Except for before the 1930s (where data is quite rare), there is no tendency for movies to get longer. Just the spread in runtimes gets bigger, the median runtime stays about the same. In the late 60s there is an interesting cluster of 3 hr movies.
Filtered out movies with runtimes greater than 10 hours. There is a movie called "Matrjoschka (2006)" that runs for 95 hours. Also applied a cutoff of 60 minutes for shorts, which I did not want to include in the analysis. Since the early 2000s a lot of shorts are included in the IMDb which produces a bias.
Using IMDb data about movie runtimes munged with Perl and analyzed with R (statistical software)
Correlation of movie runtimes and IMDb rating over the decades. Blue dots for movies with ratings above the global median (6.48 of 10), red dots for ratings below with increasing alpha values in both directions. Decades are shown in concentric circles with the 2000s in the outer circle. This is quite handy, since the number of movies increased almost exponentially and outer circles have more space to spread out.
It's interesting not only to see that longer movies tend to get better ratings, but also that there are rarely bad ratings for older movies.
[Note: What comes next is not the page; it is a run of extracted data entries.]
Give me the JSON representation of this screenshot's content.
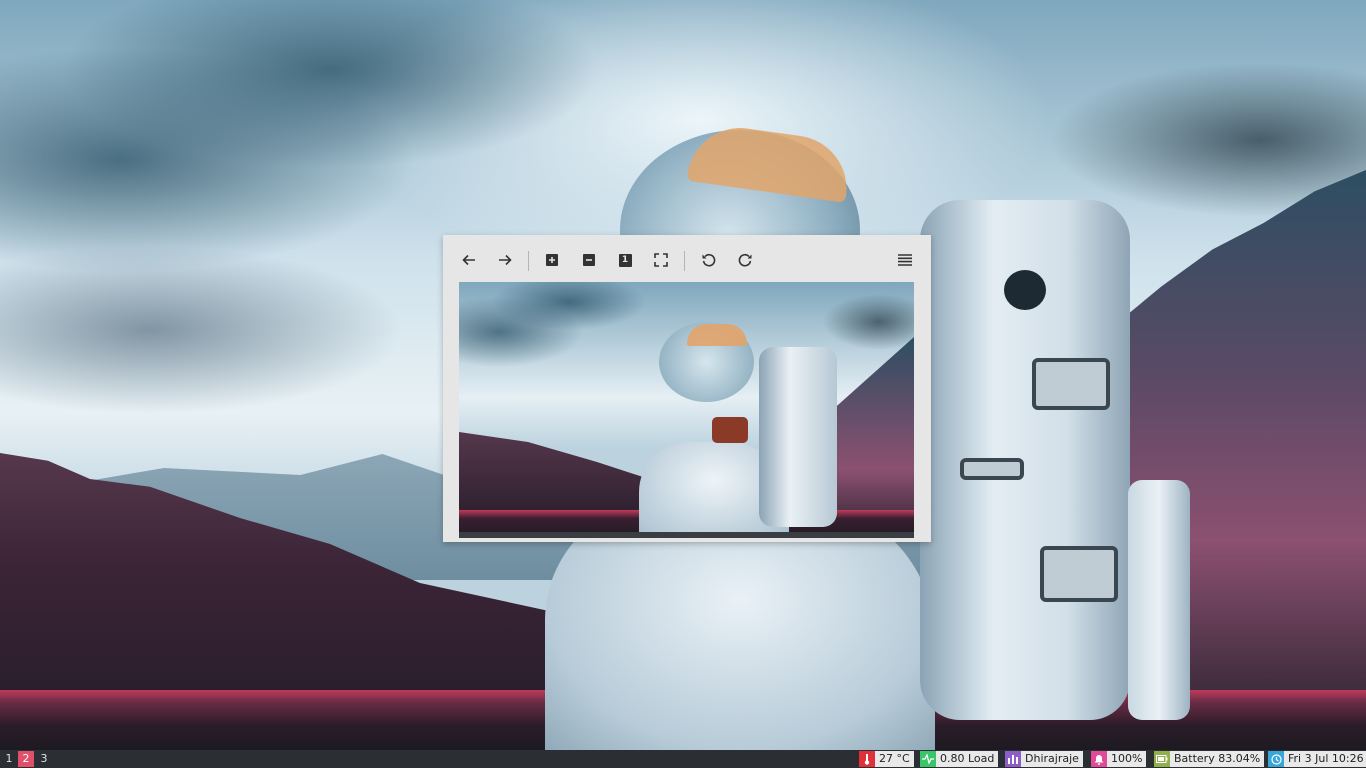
{
  "viewer": {
    "toolbar": {
      "back_icon": "arrow-left-icon",
      "forward_icon": "arrow-right-icon",
      "zoom_in_icon": "zoom-in-icon",
      "zoom_out_icon": "zoom-out-icon",
      "original_size_label": "1",
      "fit_icon": "fullscreen-icon",
      "rotate_left_icon": "rotate-left-icon",
      "rotate_right_icon": "rotate-right-icon",
      "menu_icon": "menu-icon"
    }
  },
  "panel": {
    "workspaces": [
      {
        "label": "1",
        "active": false
      },
      {
        "label": "2",
        "active": true
      },
      {
        "label": "3",
        "active": false
      }
    ],
    "temperature": {
      "text": "27 °C",
      "color": "#e0303a",
      "icon": "thermometer-icon"
    },
    "load": {
      "text": "0.80 Load",
      "color": "#3cc46b",
      "icon": "pulse-icon"
    },
    "user": {
      "text": "Dhirajraje",
      "color": "#8e5ec8",
      "icon": "bar-chart-icon"
    },
    "volume": {
      "text": "100%",
      "color": "#e04a98",
      "icon": "bell-icon"
    },
    "battery": {
      "text": "Battery 83.04%",
      "color": "#8fb04a",
      "icon": "battery-icon"
    },
    "clock": {
      "text": "Fri 3 Jul 10:26",
      "color": "#36a7d8",
      "icon": "clock-icon"
    },
    "accent": "#e0506a"
  }
}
This is easily explained: Who watches trash movies from the 30s or 40s? Only the better ones tend to survive, while nowadays almost all movies are getting rated.
Using IMDb data about movie runtimes munged with Perl and analyzed with R (statistical software)
Correlation of movie runtimes and IMDb rating independent of time for all movies. Circles sized by vote count, red circles are ratings below the average (6.48 of 10), blue circles above.
Better rated movies usually have more votes. It's interesting to see that long runtime is not a necessity for receiving good ratings, but it certainly helps. Long movies with bad ratings are quite rare. It also shows the multitude of shorts entered in the IMDb, which are rarely rated at all.
Good short movies: Duck Soup, Wallace & Grommit, Toy Story. The top 300 movies have an average runtime of 122 minutes, though.
Applied a cutoff of 300 minutes length for this graph.
Using IMDb data about movie runtimes munged with Perl and analyzed with R (statistical software)
Correlation of movie runtimes and IMDb rating independent of time for movies for the 18000 movies with more than 1000 votes cast. Circles sized by their differnce to the the average (6.48 of 10) rating (because it looks cool), blue circles above that rating, red circles below. The line shows the linear regression of runtime vs. rating.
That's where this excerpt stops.